沉长林凝神听了几秒,确认脚步声有些熟悉,这才悄没声地从炕上坐起来,四周环顾一圈,确认所有人都睡着后,蹑手蹑脚的溜下炕。
生怕吵醒大家,他连鞋都不敢穿,强忍着脚底石子膈应的疼痛溜到屋外,拦下要去上厕所的洪雅萍。
突然被人扯住骼膊,洪雅萍差点儿惊叫出声,沉长林连忙伸手捂住她的嘴:“雅萍,是我,别叫!”
看清他的脸,洪雅萍松了口气,随即翻了个白眼,一把甩开捂在自己嘴上的手,压低声不满道:“大晚上的,你干什么?”
说完,她望了一眼知青睡觉的屋子,没听见动静才皱着眉说:“白天才闹了这么一出,好不容易让大家相信咱俩没关系。这要是让他们看见不是白费功夫吗?你是不是想害死我?”
她承认自己是喜欢沉长林,但那是在没有身份暴露危机的情况下!
她还是那副骄纵的模样,但沉长林敏锐的察觉到,这次,她不是真的在撒娇,而是发自内心的不满和责怪。
这让他白天隐约不安的猜测落了地。
可如今他能抓住的只有洪雅萍,沉长林强扯出个笑,把姿态放的更低:“雅萍,你别生气…我就是想和你说说话。”
洪雅萍啧了一声:“有什么话不能明天再说?”
非要大晚上堵人。
“我是太喜欢你。”沉长林柔和了语调,拉住洪雅萍的手:“我想让我妈也喜欢你,这才多说了两句,没想到会惹来这么多麻烦。”

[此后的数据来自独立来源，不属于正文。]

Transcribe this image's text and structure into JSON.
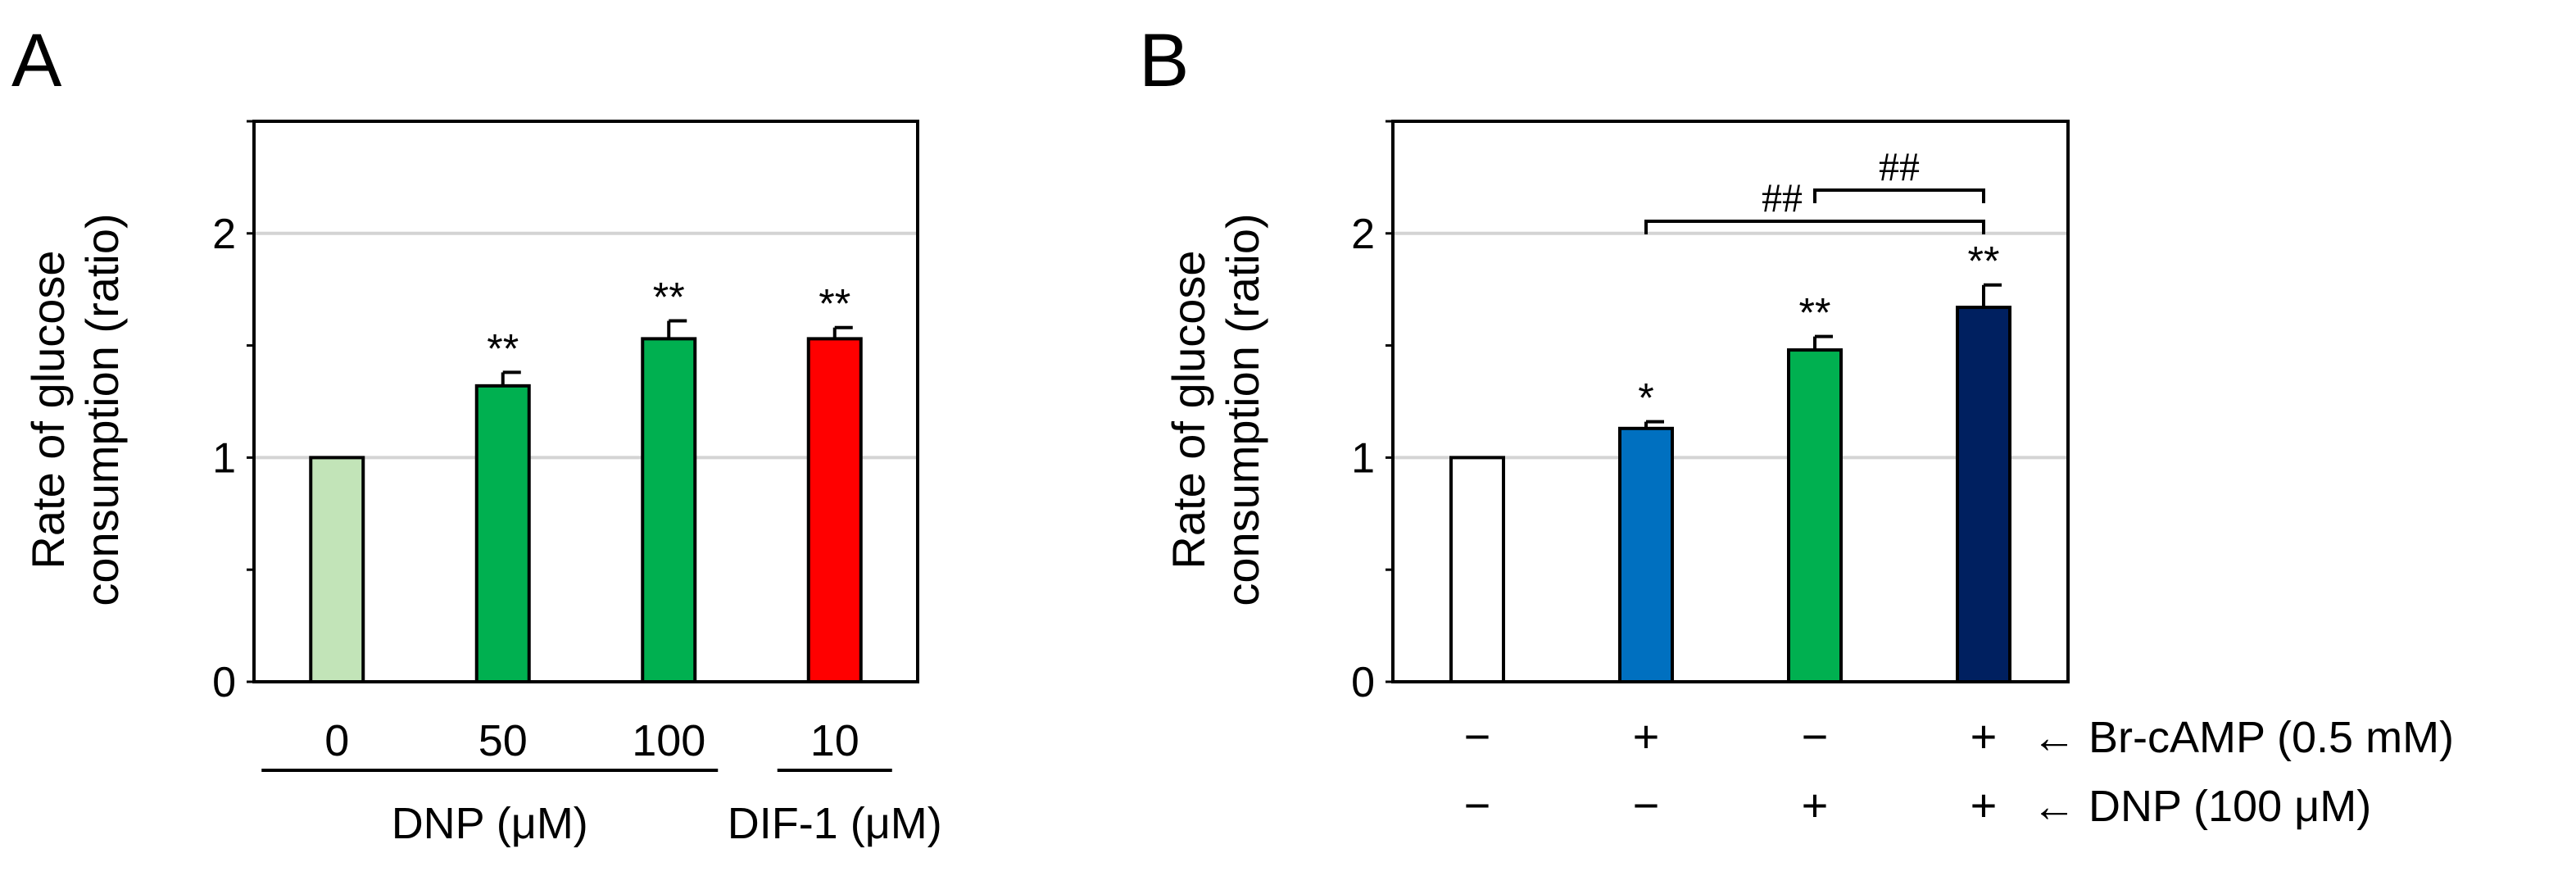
{
  "chart_data": [
    {
      "panel": "A",
      "type": "bar",
      "ylabel_lines": [
        "Rate of glucose",
        "consumption (ratio)"
      ],
      "ylim": [
        0,
        2.5
      ],
      "yticks": [
        0,
        1,
        2
      ],
      "grid": true,
      "categories": [
        "0",
        "50",
        "100",
        "10"
      ],
      "values": [
        1.0,
        1.32,
        1.53,
        1.53
      ],
      "errors": [
        0,
        0.06,
        0.08,
        0.05
      ],
      "colors": [
        "#c2e4b8",
        "#00b050",
        "#00b050",
        "#ff0000"
      ],
      "significance": [
        "",
        "**",
        "**",
        "**"
      ],
      "groups": [
        {
          "label": "DNP (μM)",
          "from": 0,
          "to": 2
        },
        {
          "label": "DIF-1 (μM)",
          "from": 3,
          "to": 3
        }
      ]
    },
    {
      "panel": "B",
      "type": "bar",
      "ylabel_lines": [
        "Rate of glucose",
        "consumption (ratio)"
      ],
      "ylim": [
        0,
        2.5
      ],
      "yticks": [
        0,
        1,
        2
      ],
      "grid": true,
      "values": [
        1.0,
        1.13,
        1.48,
        1.67
      ],
      "errors": [
        0,
        0.03,
        0.06,
        0.1
      ],
      "colors": [
        "#ffffff",
        "#0070c0",
        "#00b050",
        "#002060"
      ],
      "significance": [
        "",
        "*",
        "**",
        "**"
      ],
      "conditions": [
        {
          "label": "← Br-cAMP (0.5 mM)",
          "signs": [
            "−",
            "+",
            "−",
            "+"
          ]
        },
        {
          "label": "← DNP (100 μM)",
          "signs": [
            "−",
            "−",
            "+",
            "+"
          ]
        }
      ],
      "brackets": [
        {
          "from": 1,
          "to": 3,
          "label": "##",
          "level": 0
        },
        {
          "from": 2,
          "to": 3,
          "label": "##",
          "level": 1
        }
      ]
    }
  ],
  "panel_labels": [
    "A",
    "B"
  ]
}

沉长林作为原书中的男主,一张脸自然长得不错,如今眼框微红,更添了几分破碎感。
从小洪雅萍身边的男人,从她爷爷到她爸都是圆滑世故的生意人,她对沉长林这种俊秀斯文挂是真没抵抗力。
不然,也不会下乡没多长时间,在家里人生死未卜的时候,就和他确定了恋爱关系。
除了贪图他能帮自己干活儿,主要还是喜欢。
如今一听,他是为了在家里给自己留个好印象,白天的那点不满,也渐渐散去,那份喜欢重新占据上风。
“那…你也不能说我是大小姐啊!我们家可是正儿八经的工人阶级!让别人误会怎么办?”
她在这个时候,依旧以为沉长林不知道她的资产阶级背景,依旧在维持自己文档上的人设。
沉长林也没有挑明的意思,他要的就是这种患难见真情的效果。
要是这时候挑明身份,再多的好,都会变成心机深沉的别有用心。
只能等,等洪雅萍什么时候彻底信任他,能够主动坦白,那才是上策。
沉长林抓住她松动的话风,乘胜追击道:“我妈那个人没文化,只知道海市是大城市,这才误会了你的身份,是我的错,没和她说清楚。反正,老师的工作没了就没了,以后咱们一起开荒挖渠,你的活儿都归我干!”
“真的?”
“恩。”沉长林重重点头。
甘省的夜比平城更凉,萧瑟的冷风让俩人齐齐打了个哆嗦。
洪雅萍这才注意到,沉长林竟然没穿鞋,埋怨的捶他一下:“回去吧,太冷。你那小青梅也真够恶毒的,得不到就毁掉,等我那天能回城,一定替你出这口气!”
她把今天这一切,都归结于女人的嫉妒心,丝毫不提是沉长林欺骗在先。
“雅萍,谢谢你。”沉长林表明自己的态度:“还好有你,我受点委屈也没关系。”
若是张蕴清看了这场大戏,都要感叹一句自己无妄之灾。不愧是原书男女主,理所当然认为全世界都该围着他们转。
白天都闹成那样,晚上三两句还能和好,正缘的力量恐怖如斯。
不过也好,两个精致利己主义者就该锁死,省的祸害别人。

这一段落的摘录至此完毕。